I think there's some overlap here. Everyone wants their tax dollars to be well spent, and if you think jail doesn't actually help your community, of course you're going to think that's not an efficient use of the money. But I think there are some people that are predominantly motivated by justice concerns with maybe money being a supporting reason, and then there are people who aren't keen to lock someone up unfairly but are really more driven by money concerns.
And that's a problem because there are good ways to cut money and bad ways. An example: parole and probation, if it's well supervised, isn't free. It's cheaper than jail, but if you think there are better use for your tax dollars than on criminals, you may want to cut even that spending. And some states do that by privatizing probation, particularly when someone has only a fine to pay like for a misdemeanor. The upshot is you end up owing not just your dine but administrative costs that in the past would have been tax-covered. Not to mention carried out by a city employee who at least in theory had more accountability. If nothing else it incentivizes keeping people in the system.
I'm not blind to the incentive to cut costs. I want criminal justice that prevents crime and helps the whole communities effected by it, not that puts a bandage over a festering wound. So on the surface I was really encouraged when I heard a lot of Republican state governors pushing for alternates to jail. The impulse is good. But what I found as I read more about it was a willingness to cut *necessary* services and pass on the cost to the convicted. And that's... understandable, in this economy, but definitely not what was worrying me. Cutting costs is good if done well, but cutting it at the expense of actual rehabilitation is shortsighted and unfair.
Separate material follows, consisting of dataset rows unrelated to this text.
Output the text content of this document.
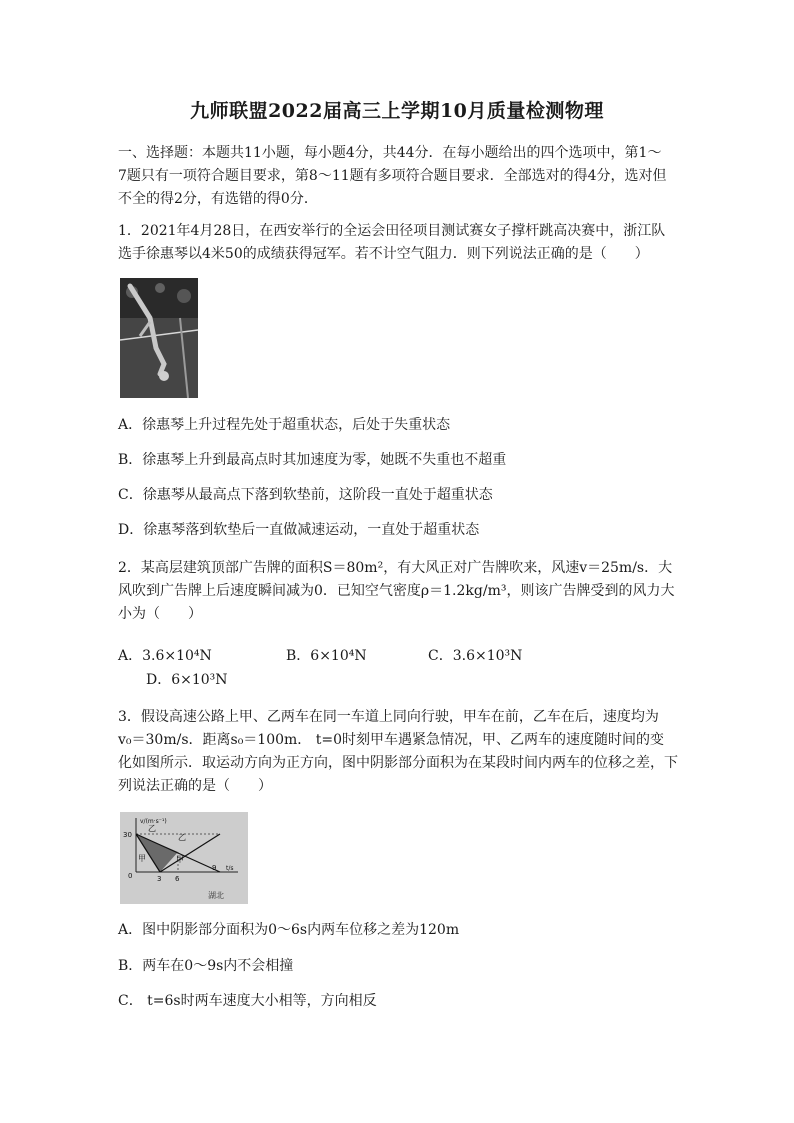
九师联盟2022届高三上学期10月质量检测物理
一、选择题：本题共11小题，每小题4分，共44分．在每小题给出的四个选项中，第1～
7题只有一项符合题目要求，第8～11题有多项符合题目要求．全部选对的得4分，选对但
不全的得2分，有选错的得0分．
1．2021年4月28日，在西安举行的全运会田径项目测试赛女子撑杆跳高决赛中，浙江队
选手徐惠琴以4米50的成绩获得冠军。若不计空气阻力．则下列说法正确的是（　　）
A．徐惠琴上升过程先处于超重状态，后处于失重状态
B．徐惠琴上升到最高点时其加速度为零，她既不失重也不超重
C．徐惠琴从最高点下落到软垫前，这阶段一直处于超重状态
D．徐惠琴落到软垫后一直做减速运动，一直处于超重状态
2．某高层建筑顶部广告牌的面积S＝80m²，有大风正对广告牌吹来，风速v＝25m/s．大
风吹到广告牌上后速度瞬间减为0．已知空气密度ρ＝1.2kg/m³，则该广告牌受到的风力大
小为（　　）
A．3.6×10⁴N	B．6×10⁴N	C．3.6×10³N
D．6×10³N
3．假设高速公路上甲、乙两车在同一车道上同向行驶，甲车在前，乙车在后，速度均为
v₀＝30m/s．距离s₀＝100m． t=0时刻甲车遇紧急情况，甲、乙两车的速度随时间的变
化如图所示．取运动方向为正方向，图中阴影部分面积为在某段时间内两车的位移之差，下
列说法正确的是（　　）
v/(m·s⁻¹)
30
0	3 6
9 t/s
乙
乙
甲	甲
湖北
A．图中阴影部分面积为0～6s内两车位移之差为120m
B．两车在0～9s内不会相撞
C． t=6s时两车速度大小相等，方向相反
For me at least this issue seems like gay marriage: you've got different people pushing for it, some because they're okay with homosexuality but others just didn't think the government should be regulating love (they didn't approve if asked but tended to think it wasn't there business, certainly not the government's). Which worked out fine when we were talking about legal recognition of marriage but cut the other way when it looked like gay marriage would mean individuals and businesses would have to honor those marriages, that the govt would take away their ability to object. I don't agree with this read on businesses being forced to cater to gay marriages, but if you did you can see how it would change things if you were coming at this from a pro-LGBT perspective or a liberty perspective. The devil's in the details here, and so too with prison reform. You've got people who seem in agreement on the surface, bit they're driven by different factors so of course that's going to have an impact.
Anyway. That's all the thinly thoughts I have for today. The issue does matter, though, and it's been in my thoughts with all the post-Ferguson discussions going on.